Eudokia was sometimes described by contemporaries, including the troubadours Folquet de Marselha and Guiraut de Bornelh, as an empress (Occitan emperairitz) and was commonly said to be a daughter of the emperor Manuel, which has led to some confusion among modern authors about her family links. Other sources, such as Guillaume de Puylaurens, correctly identify her as Manuel's niece.

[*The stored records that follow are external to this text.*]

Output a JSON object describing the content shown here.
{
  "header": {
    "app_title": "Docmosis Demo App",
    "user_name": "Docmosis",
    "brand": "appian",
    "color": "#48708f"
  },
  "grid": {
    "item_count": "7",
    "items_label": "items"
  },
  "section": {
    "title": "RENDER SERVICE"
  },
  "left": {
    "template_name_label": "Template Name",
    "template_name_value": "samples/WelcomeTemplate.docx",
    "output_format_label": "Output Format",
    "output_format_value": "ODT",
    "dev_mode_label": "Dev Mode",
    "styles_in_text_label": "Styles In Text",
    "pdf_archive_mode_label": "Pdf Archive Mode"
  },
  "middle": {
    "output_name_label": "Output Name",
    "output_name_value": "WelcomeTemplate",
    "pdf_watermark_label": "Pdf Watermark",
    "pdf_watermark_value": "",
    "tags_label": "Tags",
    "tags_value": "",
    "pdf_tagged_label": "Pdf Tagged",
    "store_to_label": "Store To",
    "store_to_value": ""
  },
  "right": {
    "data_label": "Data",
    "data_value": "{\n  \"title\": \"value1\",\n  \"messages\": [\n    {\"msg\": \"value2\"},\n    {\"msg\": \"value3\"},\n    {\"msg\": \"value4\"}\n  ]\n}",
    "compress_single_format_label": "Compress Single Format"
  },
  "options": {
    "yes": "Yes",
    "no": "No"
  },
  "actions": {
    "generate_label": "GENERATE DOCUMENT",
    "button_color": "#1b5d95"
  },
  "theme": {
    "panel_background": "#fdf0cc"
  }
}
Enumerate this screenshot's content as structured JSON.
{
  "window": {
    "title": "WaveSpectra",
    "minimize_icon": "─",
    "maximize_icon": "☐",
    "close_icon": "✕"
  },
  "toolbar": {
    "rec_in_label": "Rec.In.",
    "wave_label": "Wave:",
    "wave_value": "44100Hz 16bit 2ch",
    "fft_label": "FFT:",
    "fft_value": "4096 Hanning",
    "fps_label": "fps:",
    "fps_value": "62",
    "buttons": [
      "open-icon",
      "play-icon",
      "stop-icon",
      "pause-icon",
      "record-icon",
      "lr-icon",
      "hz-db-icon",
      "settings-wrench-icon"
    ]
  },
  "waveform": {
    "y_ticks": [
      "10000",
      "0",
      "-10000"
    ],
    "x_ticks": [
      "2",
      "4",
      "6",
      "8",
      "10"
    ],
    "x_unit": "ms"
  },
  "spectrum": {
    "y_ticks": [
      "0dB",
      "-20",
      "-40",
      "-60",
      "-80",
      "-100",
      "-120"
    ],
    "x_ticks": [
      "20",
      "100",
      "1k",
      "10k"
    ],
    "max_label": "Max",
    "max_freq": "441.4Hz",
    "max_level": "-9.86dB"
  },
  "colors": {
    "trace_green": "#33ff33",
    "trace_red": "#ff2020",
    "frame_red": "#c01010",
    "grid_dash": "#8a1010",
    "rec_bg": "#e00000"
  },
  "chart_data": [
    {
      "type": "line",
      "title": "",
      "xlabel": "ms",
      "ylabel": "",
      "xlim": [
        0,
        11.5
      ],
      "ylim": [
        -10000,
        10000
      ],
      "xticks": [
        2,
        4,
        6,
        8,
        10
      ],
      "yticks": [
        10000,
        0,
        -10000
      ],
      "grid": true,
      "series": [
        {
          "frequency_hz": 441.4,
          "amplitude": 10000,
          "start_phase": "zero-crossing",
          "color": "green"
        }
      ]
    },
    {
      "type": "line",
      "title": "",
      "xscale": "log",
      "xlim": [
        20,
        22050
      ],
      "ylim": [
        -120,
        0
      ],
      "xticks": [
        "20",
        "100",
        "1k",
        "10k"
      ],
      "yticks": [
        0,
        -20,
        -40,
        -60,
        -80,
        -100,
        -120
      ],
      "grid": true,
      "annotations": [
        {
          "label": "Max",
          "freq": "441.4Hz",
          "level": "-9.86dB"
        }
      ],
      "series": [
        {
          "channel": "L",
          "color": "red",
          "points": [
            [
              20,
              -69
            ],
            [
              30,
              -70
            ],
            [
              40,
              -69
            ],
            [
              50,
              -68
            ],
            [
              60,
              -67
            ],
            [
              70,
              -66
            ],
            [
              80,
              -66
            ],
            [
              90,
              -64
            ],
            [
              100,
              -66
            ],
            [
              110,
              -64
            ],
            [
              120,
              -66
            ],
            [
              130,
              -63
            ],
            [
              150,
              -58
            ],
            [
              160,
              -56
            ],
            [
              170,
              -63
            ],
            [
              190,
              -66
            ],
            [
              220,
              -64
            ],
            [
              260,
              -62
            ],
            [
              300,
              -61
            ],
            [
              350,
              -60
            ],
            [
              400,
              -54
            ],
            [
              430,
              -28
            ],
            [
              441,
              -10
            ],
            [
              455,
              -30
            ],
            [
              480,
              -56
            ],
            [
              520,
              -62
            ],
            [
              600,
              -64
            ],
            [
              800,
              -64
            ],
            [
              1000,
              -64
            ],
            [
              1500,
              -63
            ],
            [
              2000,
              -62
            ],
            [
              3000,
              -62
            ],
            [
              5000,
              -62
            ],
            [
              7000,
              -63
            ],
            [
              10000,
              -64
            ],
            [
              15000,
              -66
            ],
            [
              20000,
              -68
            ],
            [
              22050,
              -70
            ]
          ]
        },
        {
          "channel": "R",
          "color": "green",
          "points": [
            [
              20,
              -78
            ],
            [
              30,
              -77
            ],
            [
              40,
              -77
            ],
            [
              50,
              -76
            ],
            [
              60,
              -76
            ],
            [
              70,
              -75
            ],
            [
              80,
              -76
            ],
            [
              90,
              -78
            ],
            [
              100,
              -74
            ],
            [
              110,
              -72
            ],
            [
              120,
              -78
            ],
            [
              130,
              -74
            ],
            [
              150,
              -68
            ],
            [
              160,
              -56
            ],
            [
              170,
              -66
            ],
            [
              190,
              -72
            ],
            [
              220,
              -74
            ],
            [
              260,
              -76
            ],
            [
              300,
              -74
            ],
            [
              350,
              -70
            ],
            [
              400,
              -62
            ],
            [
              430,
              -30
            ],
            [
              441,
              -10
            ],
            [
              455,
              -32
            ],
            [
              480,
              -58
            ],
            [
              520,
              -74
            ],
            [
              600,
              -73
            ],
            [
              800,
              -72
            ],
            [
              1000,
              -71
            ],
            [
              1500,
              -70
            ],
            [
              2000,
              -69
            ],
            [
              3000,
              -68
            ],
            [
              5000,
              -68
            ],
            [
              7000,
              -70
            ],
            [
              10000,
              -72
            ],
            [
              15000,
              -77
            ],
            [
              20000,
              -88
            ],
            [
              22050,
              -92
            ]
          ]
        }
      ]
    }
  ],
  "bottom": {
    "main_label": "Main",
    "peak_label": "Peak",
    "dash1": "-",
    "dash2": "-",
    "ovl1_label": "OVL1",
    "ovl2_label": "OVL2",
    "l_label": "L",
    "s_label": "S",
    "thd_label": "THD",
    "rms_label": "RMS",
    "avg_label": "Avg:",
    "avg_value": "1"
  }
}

William VIII and Eudokia had one daughter, Maria of Montpellier, born in 1182. In April 1187 her husband divorced her (because she encouraged the advances of Folquet de Marselha, according to the Biographies des Troubadours; because William VIII wanted a male heir, according to documents likely to be more reliable). Eudokia was thereafter held at the monastery of Aniane and took the veil as a Benedictine nun. She died about 1203, shortly before her daughter's third marriage to King Peter II of Aragon.

References

  1. Varzos 1984, pp. 346–347.
  2. Varzos 1984, p. 347.

Sources

  • Biographies des troubadours ed. J. Boutière, A.-H. Schutz (Paris: Nizet, 1964) pp. 476–481.
  • Hecht, Winfried (1968). "Zur Geschichte der "Kaiserin" von Montpellier, Eudoxia Komnena". Revue des études byzantines (in German). 26: 161–169. doi:10.3406/rebyz.1968.1403.
  • Stanislaw Stronski, Le troubadour Folquet de Marseille (Kraków: Académie des Sciences, 1910) pp. 156–158.
  • Ruth V. Sharman. The Cansos and Sirventes of the Troubadour Giraut de Borneil. Cambridge: Cambridge University Press, 1989. ISBN 0-521-25635-6, p. 59.
  • Duvernoy, Jean (1976), Guillaume de Puylaurens, Chronique 1145-1275: Chronica magistri Guillelmi de Podio Laurentii, Paris: CNRS, ISBN 2-910352-06-4 , pp. 62–63.
  • Annali Pisani. Continuazione volgara, 1179, pp 67..68
  • Varzos, Konstantinos (1984). Η Γενεαλογία των Κομνηνών [The Genealogy of the Komnenoi] (PDF) (in Greek). B. Thessaloniki: Centre for Byzantine Studies, University of Thessaloniki.
  • Stiernon, Lucien (1965). "Notes de titulature et de prosopographie byzantines: Sébaste et gambros". Revue des études byzantines (in French). 23: 222–243. doi:10.3406/rebyz.1965.1349.